Yazar Beria Bilge Şener • Psikolog • 12 Ocak 2018 • Yorumlar:
İNSANIN ANLAM ARAYIŞI
Viktor Frankl tarafından yazılmış olan bu kitapta Frankl’ın Nazi toplama kamlarındaki yaşantısı, çektiği acılar, bu acılara nasıl katlandığı, anlamın her koşulda insan için nasıl gerekli olduğu anlatılmaktadır. Aşağıda kitap hakkında Teria ve Batyanın eğitimin başında sordukları sorulara verdiğim yanıtlar bulunmaktadır. Öncelikle kitabı okumanızı tavsiye ederim.
ÖZET
*Frankl’ın acı çekme yolculuğundaki en önemli seçimi tifüslü hastaların barakasına giderek onların acılarını hafifletmeye karar vermesiydi. Böylece yaşamaktansa anlamlı olacak bir ölümü seçmesi onun yaşadıklarını ve ölümünü anlamlı hale getiren bir seçimdi.
*Acı çekmenin hayatın diğer görevlerinden biri olduğunu çekilen acıların sonunda tutukluda duygu yitimi oluşturduğunu gördükten sonra fark etti. Duygularını kaybetmemek için karşı karşıya kaldığı acı durumu yaşaması gerekiyordu.
*Frankl’a bu süre içinde kaybettiği kitabını yazma görevi olduğunu düşünmesi cesaret verdi.
* Frankl acısını tek ve eşsiz görevi olarak gördüğünde daha yüksek bir anlam yüklemiş oldu.
*Acı çekme hikayesinin sonunda elde ettiği ödül, yaşaması, o çok değerli yaşantılara sahip olması ve içsel olarak kararlarını özgür olarak verebildiğini anlaması, yani özgürlüğüdür.
*Acılarını çekerek içsel özgürlüğünü korumuş ve yüksek ahlaki değerlere ulaşmıştır..
*Frankl bu sürecin sonunda değiştiremeyeceği durumlarda kaderini kabul etme cesaretini gösteren, en zor durumda bile iyiyi seçme özgürlüğüne sahip olduğunu bilen bir insan oldu.
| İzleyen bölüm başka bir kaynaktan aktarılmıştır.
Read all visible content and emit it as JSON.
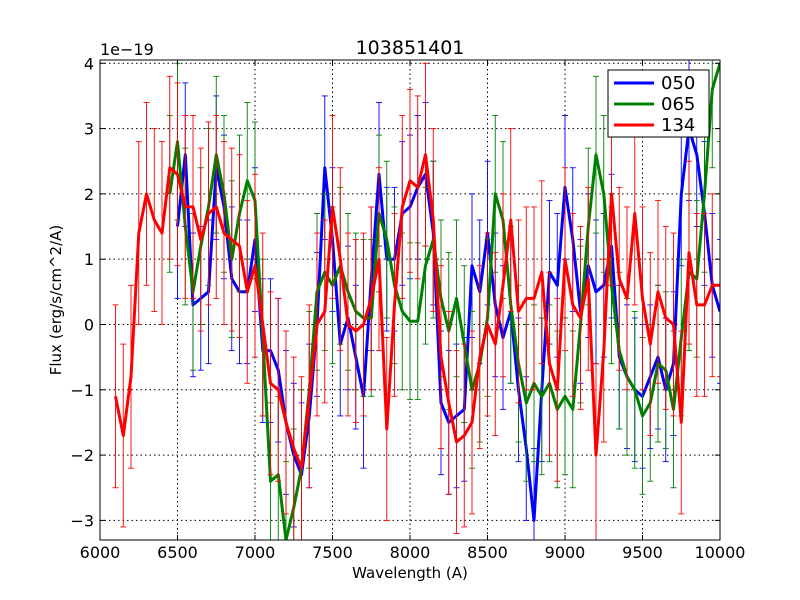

*Yaşadıklarının sonunda Frankl ruhunun derinliklerindeki iyi ve kötüyü ortaya çıkarmış, artık tanrıdan başka kimseden korkmayan bir insan olmuştur.
* Yaşadıkları Frankl’a insanlara yaşamlarındaki anlamı gösterme misyonunu sundu.
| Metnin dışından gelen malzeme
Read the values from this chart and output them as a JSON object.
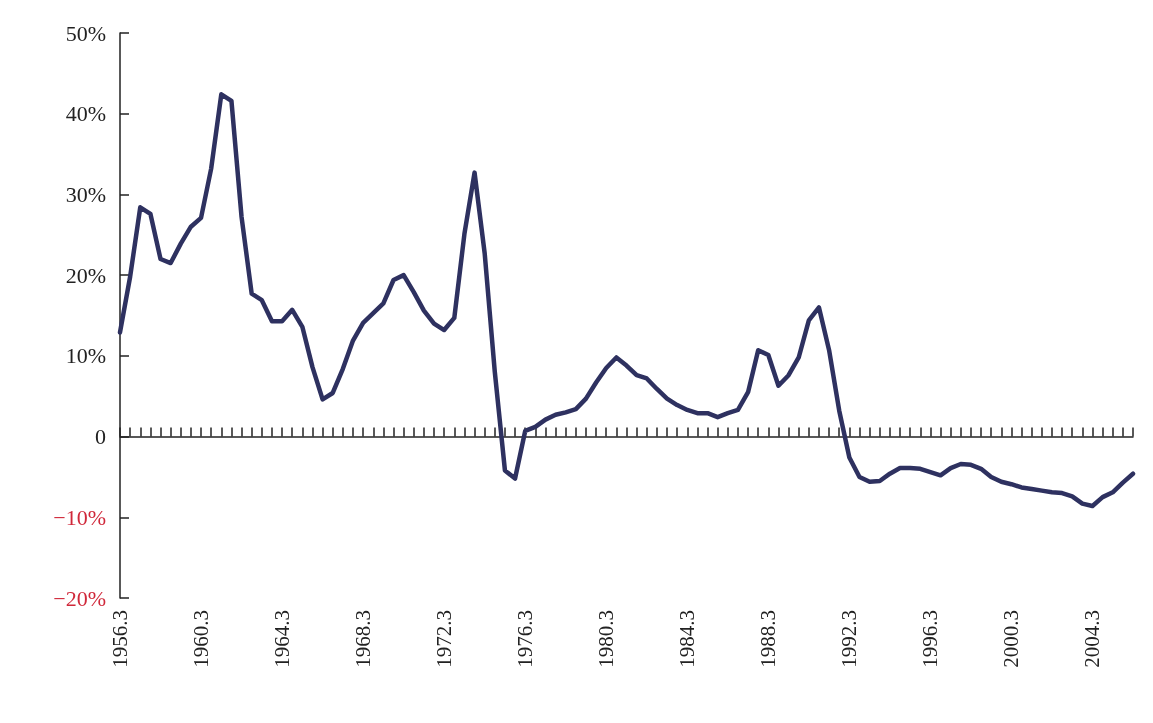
{
  "chart_data": {
    "type": "line",
    "categories": [
      "1956.3",
      null,
      null,
      null,
      null,
      null,
      null,
      null,
      "1960.3",
      null,
      null,
      null,
      null,
      null,
      null,
      null,
      "1964.3",
      null,
      null,
      null,
      null,
      null,
      null,
      null,
      "1968.3",
      null,
      null,
      null,
      null,
      null,
      null,
      null,
      "1972.3",
      null,
      null,
      null,
      null,
      null,
      null,
      null,
      "1976.3",
      null,
      null,
      null,
      null,
      null,
      null,
      null,
      "1980.3",
      null,
      null,
      null,
      null,
      null,
      null,
      null,
      "1984.3",
      null,
      null,
      null,
      null,
      null,
      null,
      null,
      "1988.3",
      null,
      null,
      null,
      null,
      null,
      null,
      null,
      "1992.3",
      null,
      null,
      null,
      null,
      null,
      null,
      null,
      "1996.3",
      null,
      null,
      null,
      null,
      null,
      null,
      null,
      "2000.3",
      null,
      null,
      null,
      null,
      null,
      null,
      null,
      "2004.3",
      null,
      null,
      null,
      null
    ],
    "series": [
      {
        "color": "#2e3160",
        "values": [
          12.9,
          19.8,
          28.4,
          27.6,
          22.0,
          21.5,
          23.9,
          26.0,
          27.1,
          33.2,
          42.4,
          41.6,
          27.2,
          17.7,
          16.9,
          14.3,
          14.3,
          15.7,
          13.6,
          8.6,
          4.6,
          5.4,
          8.4,
          11.9,
          14.1,
          15.3,
          16.5,
          19.4,
          20.0,
          17.9,
          15.6,
          14.0,
          13.2,
          14.7,
          25.1,
          32.7,
          22.7,
          8.0,
          -4.2,
          -5.2,
          0.7,
          1.2,
          2.1,
          2.7,
          3.0,
          3.4,
          4.7,
          6.7,
          8.5,
          9.8,
          8.8,
          7.6,
          7.2,
          5.9,
          4.7,
          3.9,
          3.3,
          2.9,
          2.9,
          2.4,
          2.9,
          3.3,
          5.5,
          10.7,
          10.1,
          6.3,
          7.6,
          9.8,
          14.4,
          16.0,
          10.7,
          3.2,
          -2.6,
          -5.0,
          -5.6,
          -5.5,
          -4.6,
          -3.9,
          -3.9,
          -4.0,
          -4.4,
          -4.8,
          -3.9,
          -3.4,
          -3.5,
          -4.0,
          -5.0,
          -5.6,
          -5.9,
          -6.3,
          -6.5,
          -6.7,
          -6.9,
          -7.0,
          -7.4,
          -8.3,
          -8.6,
          -7.5,
          -6.9,
          -5.7,
          -4.6
        ]
      }
    ],
    "ylim": [
      -20,
      50
    ],
    "yticks": [
      {
        "value": -20,
        "label": "−20%"
      },
      {
        "value": -10,
        "label": "−10%"
      },
      0,
      {
        "value": 10,
        "label": "10%"
      },
      {
        "value": 20,
        "label": "20%"
      },
      {
        "value": 30,
        "label": "30%"
      },
      {
        "value": 40,
        "label": "40%"
      },
      {
        "value": 50,
        "label": "50%"
      }
    ],
    "marker": "none",
    "line_style": "solid"
  }
}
*Frankl’a verilen hayat görevi acılardan kaçmamak, yaşadığı acı deneyimleri ders haline getirerek insanlara faydalı olmaktır.
*ACI ÇEKME YOLCULUĞUNDA EN ÖNEMLİ SEÇİM NEYDİ?
Toplama kampındaki diğer doktorlar doktorluk hizmeti vermiyorlardı. Tifüs salgını olduğunda Frankl’ dan tifüse yakalanmış hastalarla ilgilenmesi istendi. Arkadaşları gitmemesi için onu uyardılar. Ancak Frankl “nasıl olsa bu koşullarda burada da öleceğim. Hiç olmazsa yoldaşlarıma yardımcı olurken ölürüm, böylesi daha onurlu” diyerek hastaların bulunduğu barakaya gitmeyi kabul etti. Bu onun önemli bir seçimiydi. Böylece ölümüne de bir anlam kazandırmış oldu. Bu ise acı çekmekte olan hasta yoldaşlarının acılarını hafifletmek, sonunda ölecek bile olsalar ölünceye kadar geçen süre içinde daha mutlu yaşamalarını sağlamaktı. Böylece daha uzun anlamsız bir biçimde yaşamaktansa daha kısa fakat anlamlı bir biçimde
yaşamayı seçti. Daha çok insanın yüreğinde onun için hissedeceği şükran duygusu onu bu dünyada daha çok var edecekti. Yaşam yaşamak için değil, varlığını hissetmek için yaşanır. Varlığını hissetmediği sürece insan aslında yaşamıyor demektir. Yaşamına ihanet ediyor demektir. Dünyaya geliş amacına ihanet ediyor demektir.